Researchers from National Jewish Health took a closer look at long-term smokers and found that most of the smokers who had passed a lung-function test, indicating no sign of lung disease, may actually have been left undiagnosed./p>
The study revealed a flaw in the widely used lung-function tests, leaving millions substantially underestimated. The research team evaluated 8,872 people between the ages of 45 and 80, who smoked a pack a day for 10 to 50 years. Half of the group passed a lung-function test, which measures how much air you can take into and blow out of your lungs, and how fast you can do it by blowing into a spirometer. When the group that passed the lung-function test was reevaluated with a CT scan, patients' physician abilities, use of respiratory medication, and respiratory symptoms, 55% of the reevaluated patients actually had respiratory problems. The research also indicates that it is likely that many of these participants have early-stage chronic obstructive pulmonary disease (COPD), an incurable and progressive disease of the lungs. COPD is the third leading cause of death in the U.S.
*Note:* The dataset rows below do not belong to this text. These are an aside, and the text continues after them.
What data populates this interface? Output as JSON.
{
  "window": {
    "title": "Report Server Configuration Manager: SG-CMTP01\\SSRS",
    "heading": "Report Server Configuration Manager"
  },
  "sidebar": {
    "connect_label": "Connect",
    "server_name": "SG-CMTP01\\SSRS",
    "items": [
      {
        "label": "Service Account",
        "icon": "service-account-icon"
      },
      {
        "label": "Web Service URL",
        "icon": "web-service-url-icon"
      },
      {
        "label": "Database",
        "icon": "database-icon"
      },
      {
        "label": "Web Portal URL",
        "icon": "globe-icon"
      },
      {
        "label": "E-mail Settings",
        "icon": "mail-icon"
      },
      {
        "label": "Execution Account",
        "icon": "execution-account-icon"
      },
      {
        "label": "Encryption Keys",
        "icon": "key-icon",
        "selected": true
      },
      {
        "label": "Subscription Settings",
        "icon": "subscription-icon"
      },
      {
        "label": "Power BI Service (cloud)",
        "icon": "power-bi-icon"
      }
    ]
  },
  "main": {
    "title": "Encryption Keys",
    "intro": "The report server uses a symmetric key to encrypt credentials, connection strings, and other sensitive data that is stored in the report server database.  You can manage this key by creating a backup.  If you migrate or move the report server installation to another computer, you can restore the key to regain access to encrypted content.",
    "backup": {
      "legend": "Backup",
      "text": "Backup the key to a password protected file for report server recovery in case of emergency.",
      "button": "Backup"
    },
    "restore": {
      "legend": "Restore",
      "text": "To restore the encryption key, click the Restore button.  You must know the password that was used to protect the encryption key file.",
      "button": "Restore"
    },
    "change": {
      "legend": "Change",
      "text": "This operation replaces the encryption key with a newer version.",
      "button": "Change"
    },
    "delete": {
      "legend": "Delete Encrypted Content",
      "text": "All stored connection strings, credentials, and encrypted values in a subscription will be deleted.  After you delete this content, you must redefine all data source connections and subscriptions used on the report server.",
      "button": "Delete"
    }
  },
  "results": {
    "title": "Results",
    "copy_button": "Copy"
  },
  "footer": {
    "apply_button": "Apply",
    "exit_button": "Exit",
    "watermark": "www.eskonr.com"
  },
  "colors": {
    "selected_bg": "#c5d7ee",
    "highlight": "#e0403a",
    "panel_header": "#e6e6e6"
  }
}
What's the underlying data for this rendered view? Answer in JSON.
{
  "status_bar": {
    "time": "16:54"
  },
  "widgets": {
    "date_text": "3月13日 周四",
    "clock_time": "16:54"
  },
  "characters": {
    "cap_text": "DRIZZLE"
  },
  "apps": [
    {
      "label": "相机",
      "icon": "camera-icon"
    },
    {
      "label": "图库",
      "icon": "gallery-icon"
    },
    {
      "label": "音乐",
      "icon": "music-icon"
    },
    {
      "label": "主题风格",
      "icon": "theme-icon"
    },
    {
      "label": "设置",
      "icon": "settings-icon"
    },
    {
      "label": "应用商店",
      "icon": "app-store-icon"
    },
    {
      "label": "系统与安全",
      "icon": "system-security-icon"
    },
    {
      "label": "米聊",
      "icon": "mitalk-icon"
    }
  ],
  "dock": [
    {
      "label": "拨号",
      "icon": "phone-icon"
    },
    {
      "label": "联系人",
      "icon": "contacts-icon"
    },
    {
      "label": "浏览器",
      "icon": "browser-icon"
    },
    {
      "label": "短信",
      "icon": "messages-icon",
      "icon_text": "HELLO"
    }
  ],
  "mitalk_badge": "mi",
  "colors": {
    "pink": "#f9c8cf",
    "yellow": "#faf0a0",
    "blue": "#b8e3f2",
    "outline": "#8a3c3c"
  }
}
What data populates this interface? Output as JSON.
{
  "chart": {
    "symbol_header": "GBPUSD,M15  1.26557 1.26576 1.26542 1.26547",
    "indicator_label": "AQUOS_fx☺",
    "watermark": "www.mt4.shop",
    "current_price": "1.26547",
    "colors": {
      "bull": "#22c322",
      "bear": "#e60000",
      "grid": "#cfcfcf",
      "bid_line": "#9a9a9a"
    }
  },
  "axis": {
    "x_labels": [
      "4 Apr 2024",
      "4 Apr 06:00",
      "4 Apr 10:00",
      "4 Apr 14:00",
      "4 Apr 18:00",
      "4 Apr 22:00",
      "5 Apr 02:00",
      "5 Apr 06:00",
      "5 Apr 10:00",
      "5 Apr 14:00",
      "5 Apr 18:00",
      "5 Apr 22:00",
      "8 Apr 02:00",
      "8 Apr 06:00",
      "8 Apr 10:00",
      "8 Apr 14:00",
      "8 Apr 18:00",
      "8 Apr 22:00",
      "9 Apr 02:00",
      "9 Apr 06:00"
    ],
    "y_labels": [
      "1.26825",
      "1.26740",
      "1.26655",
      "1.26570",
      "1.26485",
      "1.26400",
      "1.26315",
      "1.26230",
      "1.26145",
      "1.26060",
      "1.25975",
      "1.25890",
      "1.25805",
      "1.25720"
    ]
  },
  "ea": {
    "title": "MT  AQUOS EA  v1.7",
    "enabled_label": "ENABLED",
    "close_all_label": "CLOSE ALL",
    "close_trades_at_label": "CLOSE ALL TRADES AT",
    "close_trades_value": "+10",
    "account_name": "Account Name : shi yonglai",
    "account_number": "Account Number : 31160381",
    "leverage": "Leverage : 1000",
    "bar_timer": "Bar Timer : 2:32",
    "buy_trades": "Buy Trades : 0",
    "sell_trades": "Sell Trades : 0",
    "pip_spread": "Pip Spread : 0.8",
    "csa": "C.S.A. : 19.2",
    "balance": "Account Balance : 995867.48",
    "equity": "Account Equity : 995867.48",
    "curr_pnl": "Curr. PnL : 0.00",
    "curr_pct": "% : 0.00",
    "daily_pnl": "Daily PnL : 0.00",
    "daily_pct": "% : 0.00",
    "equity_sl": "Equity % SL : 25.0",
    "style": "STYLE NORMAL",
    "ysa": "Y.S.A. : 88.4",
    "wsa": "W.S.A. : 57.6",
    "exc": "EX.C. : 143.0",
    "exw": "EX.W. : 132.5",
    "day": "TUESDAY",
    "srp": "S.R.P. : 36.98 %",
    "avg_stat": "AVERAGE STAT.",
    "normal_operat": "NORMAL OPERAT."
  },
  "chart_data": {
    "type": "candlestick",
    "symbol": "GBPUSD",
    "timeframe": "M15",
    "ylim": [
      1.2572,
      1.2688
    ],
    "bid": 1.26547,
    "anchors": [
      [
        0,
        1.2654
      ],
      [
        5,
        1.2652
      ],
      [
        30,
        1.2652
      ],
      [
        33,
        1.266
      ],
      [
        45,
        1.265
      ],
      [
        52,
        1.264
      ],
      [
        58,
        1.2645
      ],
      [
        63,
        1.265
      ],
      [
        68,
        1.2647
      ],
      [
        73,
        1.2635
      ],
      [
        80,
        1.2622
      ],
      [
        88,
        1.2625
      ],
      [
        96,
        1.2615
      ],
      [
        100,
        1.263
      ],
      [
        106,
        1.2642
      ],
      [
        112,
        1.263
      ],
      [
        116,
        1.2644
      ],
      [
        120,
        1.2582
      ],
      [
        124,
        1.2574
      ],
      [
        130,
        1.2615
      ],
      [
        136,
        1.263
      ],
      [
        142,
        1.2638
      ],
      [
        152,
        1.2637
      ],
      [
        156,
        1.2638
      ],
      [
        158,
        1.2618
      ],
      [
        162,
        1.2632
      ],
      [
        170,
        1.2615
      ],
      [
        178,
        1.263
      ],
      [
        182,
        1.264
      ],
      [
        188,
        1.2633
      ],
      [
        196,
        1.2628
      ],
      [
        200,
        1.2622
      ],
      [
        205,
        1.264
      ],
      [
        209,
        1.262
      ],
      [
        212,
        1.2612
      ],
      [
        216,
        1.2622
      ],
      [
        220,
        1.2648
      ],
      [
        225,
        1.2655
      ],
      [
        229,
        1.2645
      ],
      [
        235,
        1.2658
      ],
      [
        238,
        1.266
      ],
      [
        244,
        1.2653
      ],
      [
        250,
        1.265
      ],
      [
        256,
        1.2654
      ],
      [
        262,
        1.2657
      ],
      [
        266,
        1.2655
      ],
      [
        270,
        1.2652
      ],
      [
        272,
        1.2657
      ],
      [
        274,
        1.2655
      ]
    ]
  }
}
Early detection of COPD leads to an earlier treatment intervention, which could lessen the symptoms, slow progression and improve overall quality of life. The researchers hope to prove screening with CT scans should be routing in order to detect early stages of lung cancer and COPD.
With CT scans alone, researchers were able to see airway thickening or emphysema in 42% of the undiagnosed patients. 23% had a significant shortness of breath, and 15% could not walk 350 meters in 6 minutes, compared to the 4% of those who had never smoked.
The researchers hope that these findings will help debunk the myth of the healthy smoker and highlight the importance of smoking prevention and cessation to prevent lung disease and other long-term effects of smoking.